As a PGCE student, you are prepared for every type of teaching eventuality; from behaviour management, collecting evidence in order to meet Teaching Standards, to the importance of classroom data. For those of you who have survived different placements, and come out the other side, you will have seen these different elements put into practice and you will have begun to mould/ create your own teaching style, which you can put into place during your NQT year. (Ahh, the mystical, far off NQT year. The ‘it gets a lot easier after your PGCE’, NQT year.) For those of you considering teaching, this is something you should be prepared for.

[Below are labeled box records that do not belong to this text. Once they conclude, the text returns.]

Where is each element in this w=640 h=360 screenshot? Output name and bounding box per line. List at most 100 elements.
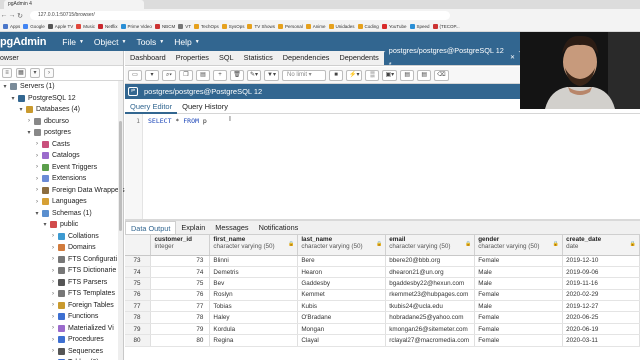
table-row[interactable]: 74 74 Demetris Hearon dhearon21@un.org Male 20… xyxy=(125,266,640,279)
chevron-right-icon[interactable]: › xyxy=(50,245,56,251)
delete-icon[interactable]: 🗑 xyxy=(230,69,244,81)
table-cell[interactable]: 76 xyxy=(150,289,211,302)
table-cell[interactable]: Kubis xyxy=(297,300,387,313)
chevron-right-icon[interactable]: › xyxy=(34,164,40,170)
table-cell[interactable]: O'Bradane xyxy=(297,311,387,324)
tree-item[interactable]: › FTS Parsers xyxy=(50,277,107,289)
tab-data-output[interactable]: Data Output xyxy=(125,221,177,234)
chevron-down-icon[interactable]: ▾ xyxy=(34,210,40,217)
table-cell[interactable]: tkubis24@ucla.edu xyxy=(385,300,476,313)
tree-item[interactable]: › Foreign Data Wrappers xyxy=(34,185,125,197)
table-row[interactable]: 76 76 Roslyn Kemmet rkemmet23@hubpages.com Fe… xyxy=(125,289,640,302)
row-number[interactable]: 79 xyxy=(125,323,152,336)
column-header[interactable]: first_name character varying (50) 🔒 xyxy=(209,235,299,256)
table-cell[interactable]: Gaddesby xyxy=(297,277,387,290)
paste-icon[interactable]: ▤ xyxy=(196,69,210,81)
chevron-right-icon[interactable]: › xyxy=(50,291,56,297)
table-row[interactable]: 77 77 Tobias Kubis tkubis24@ucla.edu Male 2019… xyxy=(125,300,640,313)
chevron-right-icon[interactable]: › xyxy=(50,314,56,320)
database-icon[interactable]: ≡ xyxy=(2,68,12,78)
table-cell[interactable]: 2019-12-27 xyxy=(562,300,640,313)
tree-scrollbar-thumb[interactable] xyxy=(119,121,122,231)
connection-icon[interactable]: ⇌ xyxy=(128,87,138,96)
tree-item[interactable]: › FTS Configurati xyxy=(50,254,117,266)
table-cell[interactable]: 79 xyxy=(150,323,211,336)
table-cell[interactable]: dhearon21@un.org xyxy=(385,266,476,279)
chevron-right-icon[interactable]: › xyxy=(50,279,56,285)
table-cell[interactable]: bbere20@bbb.org xyxy=(385,255,476,267)
chevron-right-icon[interactable]: › xyxy=(50,233,56,239)
tree-item[interactable]: ▾ public xyxy=(42,219,78,231)
table-cell[interactable]: bgaddesby22@hexun.com xyxy=(385,277,476,290)
menu-help[interactable]: Help ▼ xyxy=(174,37,199,47)
table-cell[interactable]: Female xyxy=(474,289,564,302)
tree-item[interactable]: › Procedures xyxy=(50,334,104,346)
tab-query-tool[interactable]: postgres/postgres@PostgreSQL 12 * ✕ xyxy=(383,46,520,69)
tree-item[interactable]: › Sequences xyxy=(50,346,103,358)
tab-dashboard[interactable]: Dashboard xyxy=(125,51,171,65)
tab-dependencies[interactable]: Dependencies xyxy=(278,51,335,65)
tree-item[interactable]: › Languages xyxy=(34,196,87,208)
table-cell[interactable]: Female xyxy=(474,323,564,336)
table-row[interactable]: 80 80 Regina Clayal rclayal27@macromedia.com… xyxy=(125,334,640,347)
back-icon[interactable]: ← xyxy=(0,12,8,19)
tab-explain[interactable]: Explain xyxy=(176,221,210,234)
bookmark-item[interactable]: (TECOP... xyxy=(432,24,460,29)
table-cell[interactable]: 2020-06-25 xyxy=(562,311,640,324)
menu-tools[interactable]: Tools ▼ xyxy=(136,37,164,47)
bookmark-item[interactable]: Netflix xyxy=(97,24,118,29)
forward-icon[interactable]: → xyxy=(8,12,16,19)
chevron-right-icon[interactable]: › xyxy=(34,176,40,182)
chevron-down-icon[interactable]: ▾ xyxy=(2,83,8,90)
tree-item[interactable]: › Domains xyxy=(50,242,96,254)
connection-bar[interactable]: ⇌ postgres/postgres@PostgreSQL 12 xyxy=(125,84,520,99)
chevron-right-icon[interactable]: › xyxy=(34,141,40,147)
column-header[interactable]: create_date date 🔒 xyxy=(562,235,640,256)
limit-select[interactable]: No limit ▾ xyxy=(282,69,326,81)
bookmark-item[interactable]: VT xyxy=(178,24,191,29)
row-number[interactable]: 77 xyxy=(125,300,152,313)
bookmark-item[interactable]: Anime xyxy=(305,24,326,29)
add-row-icon[interactable]: + xyxy=(213,69,227,81)
filter-icon[interactable]: ▾ xyxy=(30,68,40,78)
tab-statistics[interactable]: Statistics xyxy=(239,51,278,65)
table-cell[interactable]: rclayal27@macromedia.com xyxy=(385,334,476,347)
tab-notifications[interactable]: Notifications xyxy=(254,221,304,234)
bookmark-item[interactable]: Apps xyxy=(3,24,20,29)
execute-icon[interactable]: ⚡▾ xyxy=(346,69,363,81)
tab-query-history[interactable]: Query History xyxy=(177,99,233,114)
row-number[interactable]: 80 xyxy=(125,334,152,347)
row-number[interactable]: 76 xyxy=(125,289,152,302)
bookmark-item[interactable]: TV Shows xyxy=(247,24,275,29)
tree-item[interactable]: › Materialized Vi xyxy=(50,323,114,335)
table-cell[interactable]: 73 xyxy=(150,255,211,267)
chevron-right-icon[interactable]: › xyxy=(26,118,32,124)
chevron-right-icon[interactable]: › xyxy=(34,199,40,205)
chevron-right-icon[interactable]: › xyxy=(50,256,56,262)
tree-item[interactable]: ▾ Servers (1) xyxy=(2,81,55,93)
tab-query-editor[interactable]: Query Editor xyxy=(125,99,178,114)
tree-item[interactable]: › Catalogs xyxy=(34,150,80,162)
table-cell[interactable]: Demetris xyxy=(209,266,299,279)
table-row[interactable]: 78 78 Haley O'Bradane hobradane25@yahoo.com F… xyxy=(125,311,640,324)
column-header[interactable]: last_name character varying (50) 🔒 xyxy=(297,235,387,256)
bookmark-item[interactable]: Personal xyxy=(278,24,303,29)
tree-scrollbar[interactable] xyxy=(118,81,123,360)
filter-icon[interactable]: ▼▾ xyxy=(264,69,279,81)
tree-item[interactable]: ▾ postgres xyxy=(26,127,71,139)
table-cell[interactable]: Kemmet xyxy=(297,289,387,302)
table-row[interactable]: 73 73 Blinni Bere bbere20@bbb.org Female 2019-… xyxy=(125,255,640,267)
table-cell[interactable]: 74 xyxy=(150,266,211,279)
clear-icon[interactable]: ⌫ xyxy=(434,69,449,81)
bookmark-item[interactable]: TechOps xyxy=(193,24,219,29)
bookmark-item[interactable]: Music xyxy=(76,24,95,29)
url-input[interactable]: 127.0.0.1:50715/browser/ xyxy=(30,11,450,20)
row-number[interactable]: 75 xyxy=(125,277,152,290)
pgadmin-logo[interactable]: pgAdmin xyxy=(0,36,46,48)
table-cell[interactable]: Roslyn xyxy=(209,289,299,302)
tree-item[interactable]: › Functions xyxy=(50,311,98,323)
tree-item[interactable]: › FTS Dictionarie xyxy=(50,265,116,277)
table-cell[interactable]: Male xyxy=(474,277,564,290)
table-cell[interactable]: Clayal xyxy=(297,334,387,347)
tree-item[interactable]: ▾ Databases (4) xyxy=(18,104,80,116)
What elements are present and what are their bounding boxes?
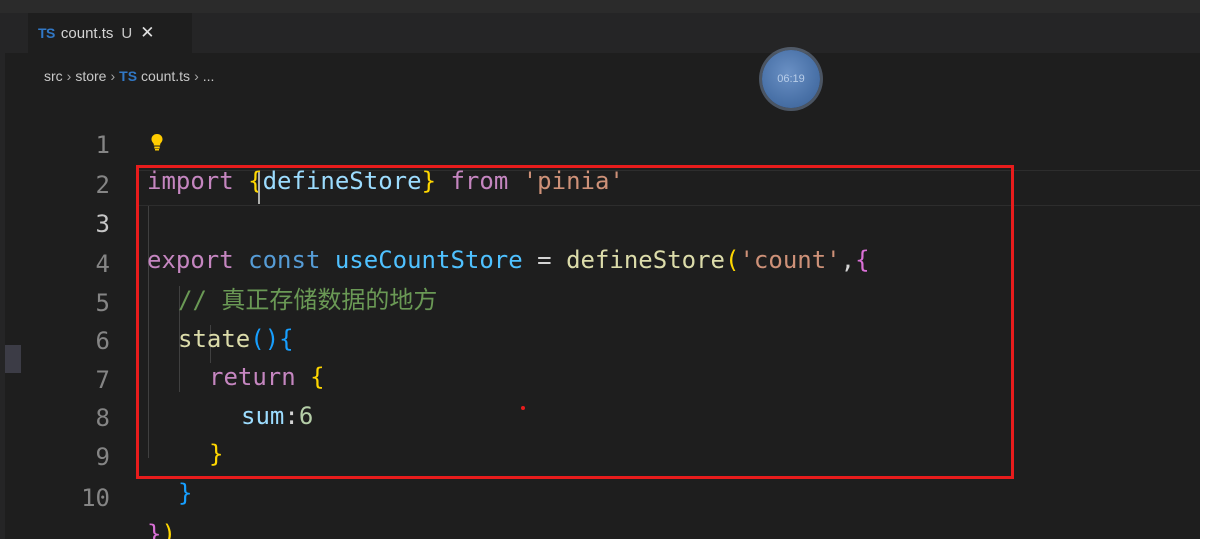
typescript-icon: TS xyxy=(38,25,55,41)
tab-strip: TS count.ts U ✕ xyxy=(0,13,1200,53)
tab-count-ts[interactable]: TS count.ts U ✕ xyxy=(28,13,192,53)
breadcrumb-item-store[interactable]: store xyxy=(75,68,106,84)
code-text: } xyxy=(178,479,193,507)
tab-label: count.ts xyxy=(60,24,114,42)
lightbulb-icon[interactable] xyxy=(150,133,164,151)
breadcrumb: src › store › TS count.ts › ... xyxy=(44,66,214,86)
window-edge xyxy=(1200,0,1206,539)
untracked-badge: U xyxy=(121,24,133,42)
line-number: 10 xyxy=(81,484,110,512)
code-line-2[interactable]: 2 xyxy=(0,131,1200,199)
chevron-right-icon: › xyxy=(110,68,116,84)
chevron-right-icon: › xyxy=(194,68,199,84)
editor-window: TS count.ts U ✕ src › store › TS count.t… xyxy=(0,0,1206,539)
breadcrumb-item-symbols[interactable]: ... xyxy=(203,68,215,84)
red-highlight-box xyxy=(136,165,1014,479)
code-line-1[interactable]: 1 import {defineStore} from 'pinia' xyxy=(0,91,1200,195)
breadcrumb-item-src[interactable]: src xyxy=(44,68,63,84)
pointer-dot xyxy=(521,406,525,410)
timer-label: 06:19 xyxy=(777,73,805,85)
close-icon[interactable]: ✕ xyxy=(140,23,154,43)
breadcrumb-item-file[interactable]: count.ts xyxy=(141,68,190,84)
title-bar xyxy=(0,0,1200,13)
chevron-right-icon: › xyxy=(66,68,72,84)
code-text: }) xyxy=(147,520,176,539)
typescript-icon: TS xyxy=(119,68,138,84)
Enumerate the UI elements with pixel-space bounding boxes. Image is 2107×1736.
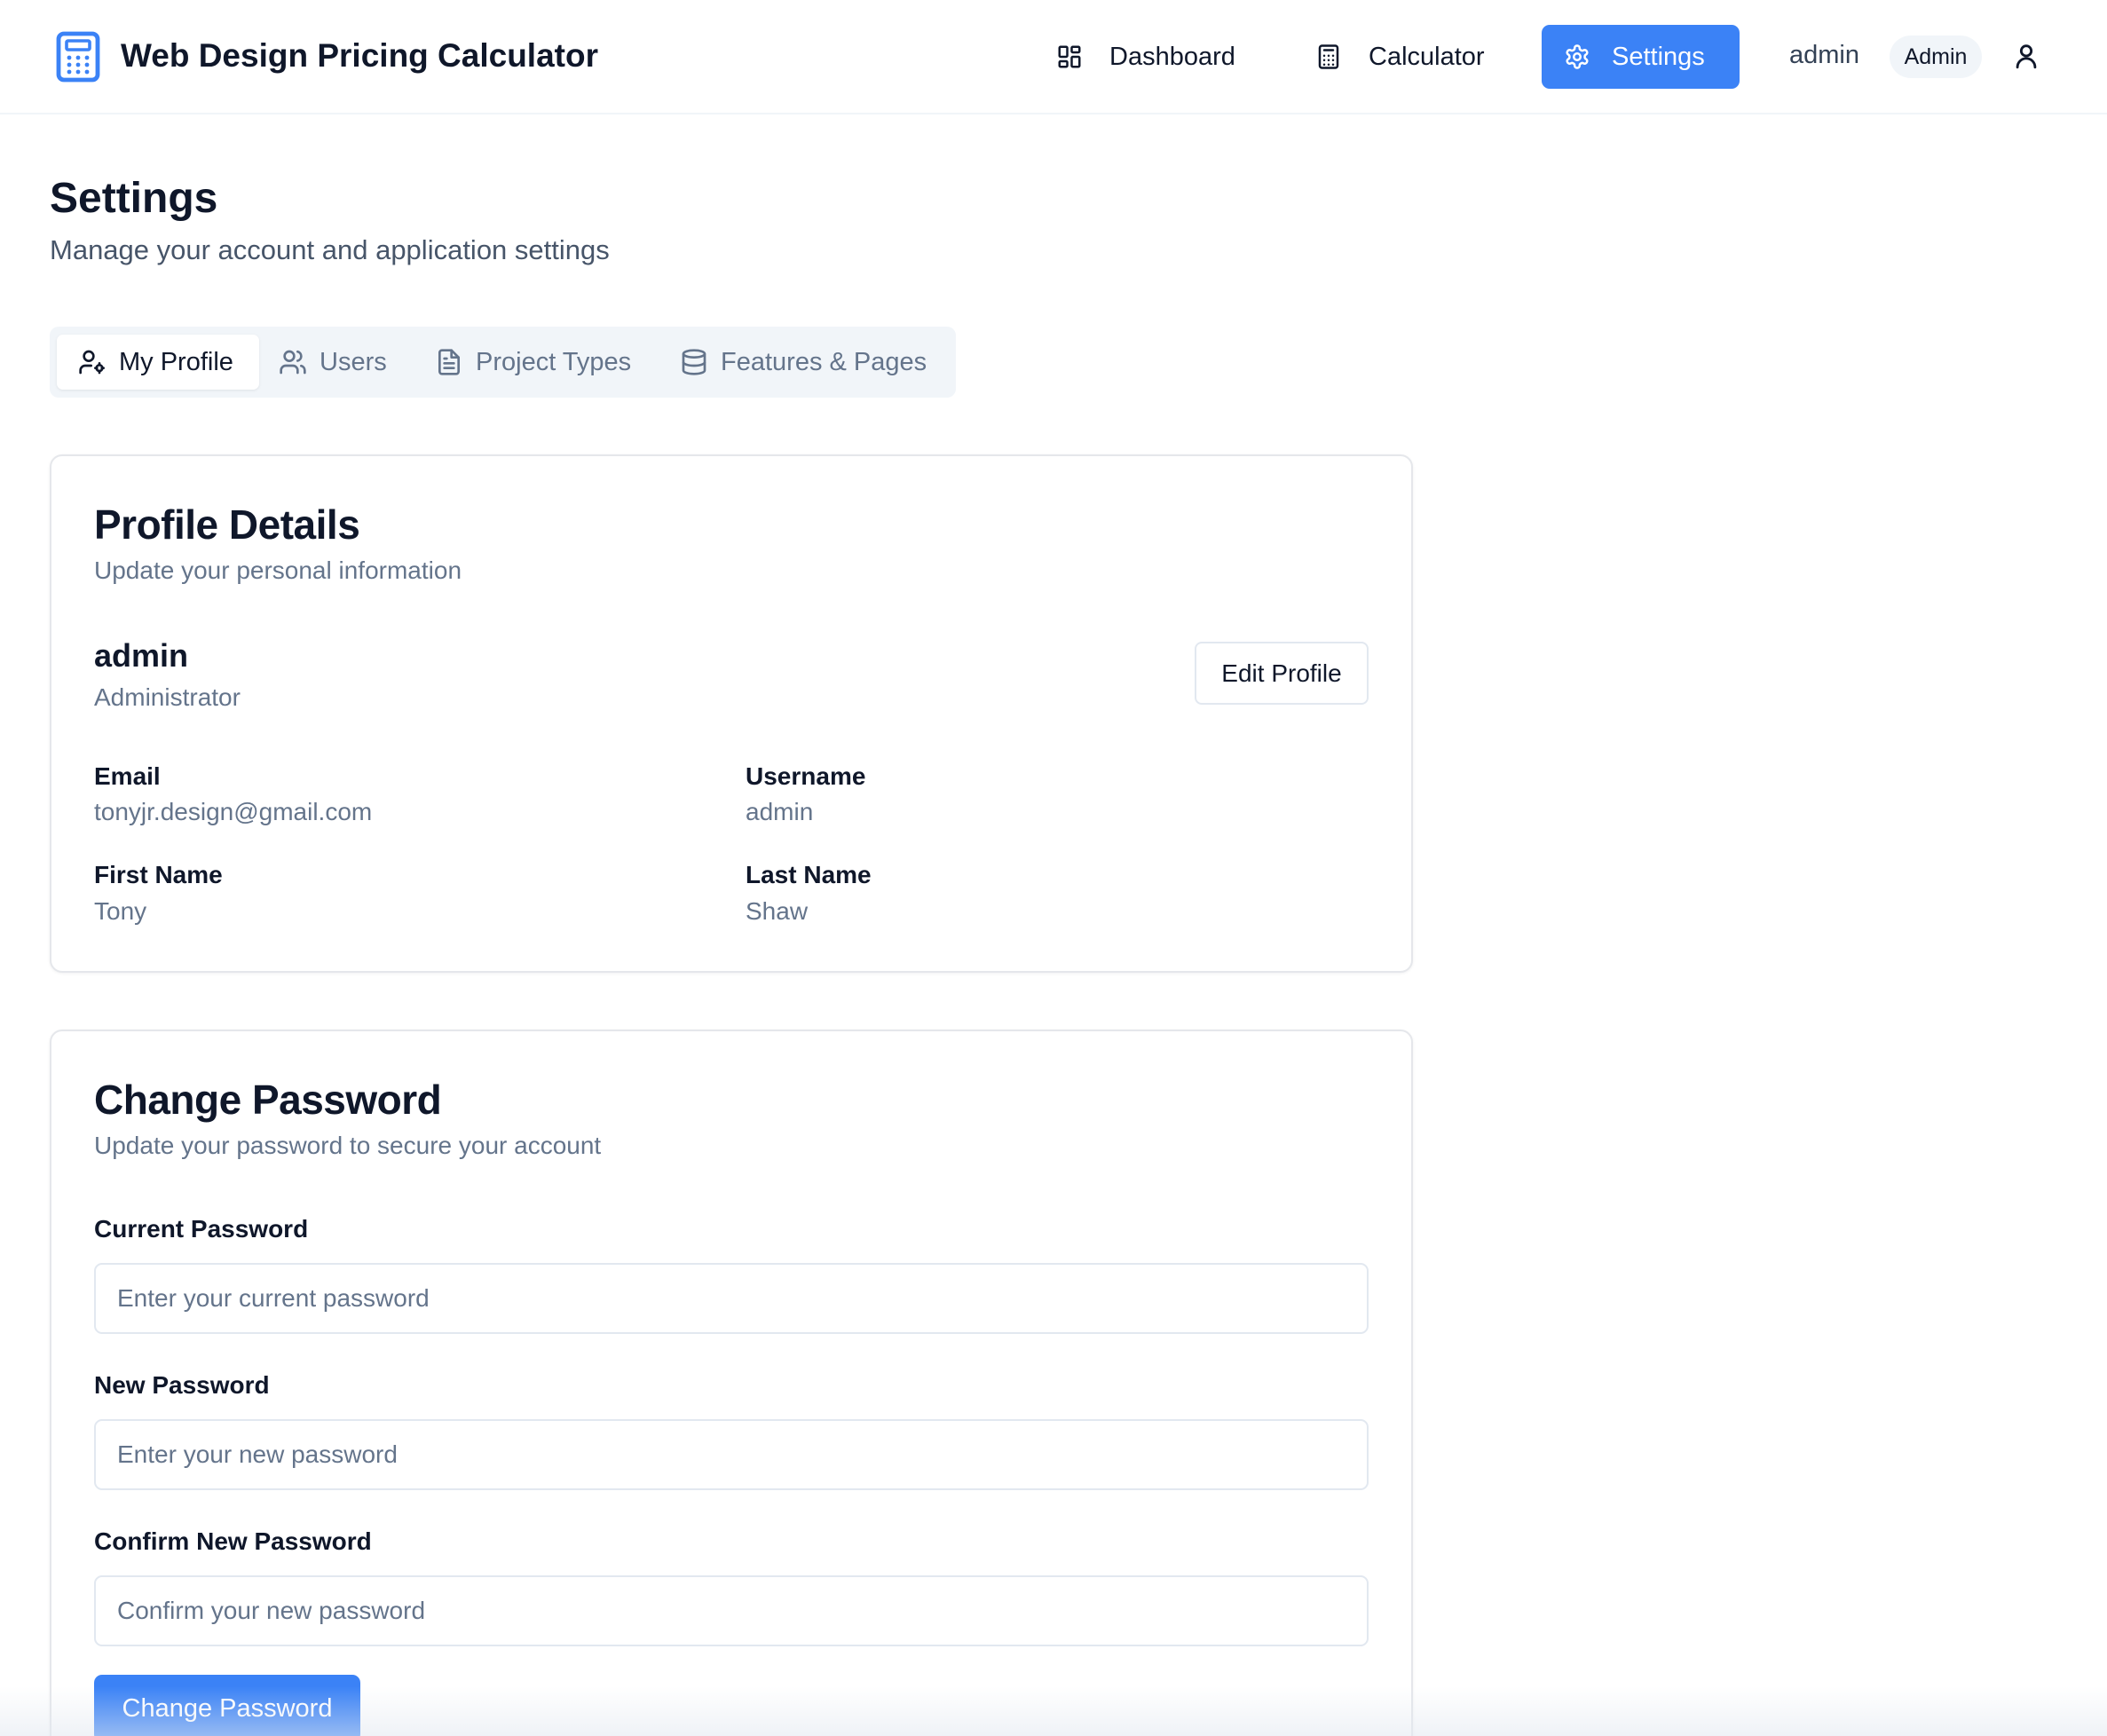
page-title: Settings bbox=[50, 175, 218, 222]
last-name-value: Shaw bbox=[746, 897, 809, 925]
email-label: Email bbox=[94, 762, 161, 790]
password-card-title: Change Password bbox=[94, 1077, 442, 1123]
user-cog-icon bbox=[79, 350, 105, 375]
app-title: Web Design Pricing Calculator bbox=[121, 37, 598, 74]
nav-calculator-label: Calculator bbox=[1369, 42, 1485, 71]
profile-name: admin bbox=[94, 637, 189, 674]
current-user-name: admin bbox=[1789, 41, 1859, 69]
password-card-description: Update your password to secure your acco… bbox=[94, 1132, 602, 1159]
tab-features-pages[interactable]: Features & Pages bbox=[680, 335, 927, 390]
change-password-card: Change Password Update your password to … bbox=[50, 1030, 1413, 1736]
new-password-input[interactable] bbox=[94, 1419, 1369, 1490]
calculator-logo-icon bbox=[56, 31, 100, 83]
role-badge: Admin bbox=[1890, 36, 1982, 78]
user-icon[interactable] bbox=[2011, 41, 2041, 71]
change-password-button[interactable]: Change Password bbox=[94, 1675, 360, 1736]
tab-users[interactable]: Users bbox=[279, 335, 387, 390]
last-name-label: Last Name bbox=[746, 861, 872, 888]
page-subtitle: Manage your account and application sett… bbox=[50, 234, 610, 265]
nav-settings[interactable]: Settings bbox=[1542, 25, 1740, 89]
file-text-icon bbox=[438, 349, 460, 375]
confirm-password-label: Confirm New Password bbox=[94, 1527, 372, 1555]
tab-my-profile[interactable]: My Profile bbox=[57, 335, 259, 390]
username-label: Username bbox=[746, 762, 866, 790]
nav-dashboard[interactable]: Dashboard bbox=[1056, 25, 1235, 89]
brand-logo[interactable] bbox=[55, 31, 101, 83]
users-icon bbox=[280, 350, 306, 375]
new-password-label: New Password bbox=[94, 1371, 270, 1399]
nav-dashboard-label: Dashboard bbox=[1109, 42, 1235, 71]
gear-icon bbox=[1566, 44, 1589, 69]
database-icon bbox=[682, 349, 706, 375]
first-name-value: Tony bbox=[94, 897, 147, 925]
email-value: tonyjr.design@gmail.com bbox=[94, 798, 373, 825]
tab-project-types-label: Project Types bbox=[476, 347, 632, 376]
settings-tabs: My Profile Users Project Types Features … bbox=[50, 327, 956, 398]
confirm-password-input[interactable] bbox=[94, 1575, 1369, 1646]
nav-calculator[interactable]: Calculator bbox=[1315, 25, 1485, 89]
tab-my-profile-label: My Profile bbox=[119, 347, 233, 376]
username-value: admin bbox=[746, 798, 814, 825]
profile-details-card: Profile Details Update your personal inf… bbox=[50, 454, 1413, 973]
dashboard-grid-icon bbox=[1058, 45, 1081, 68]
nav-settings-label: Settings bbox=[1612, 42, 1705, 71]
calculator-icon bbox=[1318, 44, 1339, 69]
current-password-label: Current Password bbox=[94, 1215, 309, 1243]
profile-card-description: Update your personal information bbox=[94, 556, 462, 584]
profile-card-title: Profile Details bbox=[94, 501, 360, 548]
tab-features-pages-label: Features & Pages bbox=[721, 347, 927, 376]
tab-users-label: Users bbox=[320, 347, 387, 376]
profile-role: Administrator bbox=[94, 683, 241, 711]
current-password-input[interactable] bbox=[94, 1263, 1369, 1334]
first-name-label: First Name bbox=[94, 861, 223, 888]
edit-profile-button[interactable]: Edit Profile bbox=[1195, 642, 1369, 705]
top-navigation-bar: Web Design Pricing Calculator Dashboard … bbox=[0, 0, 2107, 114]
tab-project-types[interactable]: Project Types bbox=[435, 335, 631, 390]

Well there is one thing you are definitely not taught about your NQT year whilst doing your PGCE…. Tiredness. Why is teaching so tiring? No, I’m not talking end of the working day ‘I’m so tired’, I’m talking exhausted! Two thirds of the way through my NQT, and I’ve never been so aware of how tired someone can be. I am tired all the time. However, I have taken some comfort in the fact that it is the norm to shuffle down the corridor with fellow teachers, comparing stories of who is more tired and the wonderfully weird places we have randomly fallen asleep. It is also important to remember that rest is important and you shouldn’t feel guilty if sometimes you don’t get everything done. 

But it can’t possibly be that bad, can it? I mean look at all of these holidays that we teachers have. Despite this, teaching is exhausting. As pointed out by some of my wonderful year 10’s ‘Urgh, Miss, and you chose to be a teacher? Like you do all that work every day? That’s dead’. Yes, I did choose to be a teacher and I can to an extent agree that it is ‘dead’, but like every other person who has ever stepped into the profession will tell you, you don’t do it for the money, the holidays or for OFSTED for that matter, we did it for the passion.

Yes, it can be ridiculously demanding and so exhausting sometimes (and emphasis on sometimes) but when you love something this much; things like being ‘perma-tired’ don’t seem to matter. It’s the small day to day things that out- weigh things like tiredness, like your year 11 students coming back into school after their exams have finished with thank you cards and beautifully written messages full of kind words and gratitude that makes all the hard work feel worth while!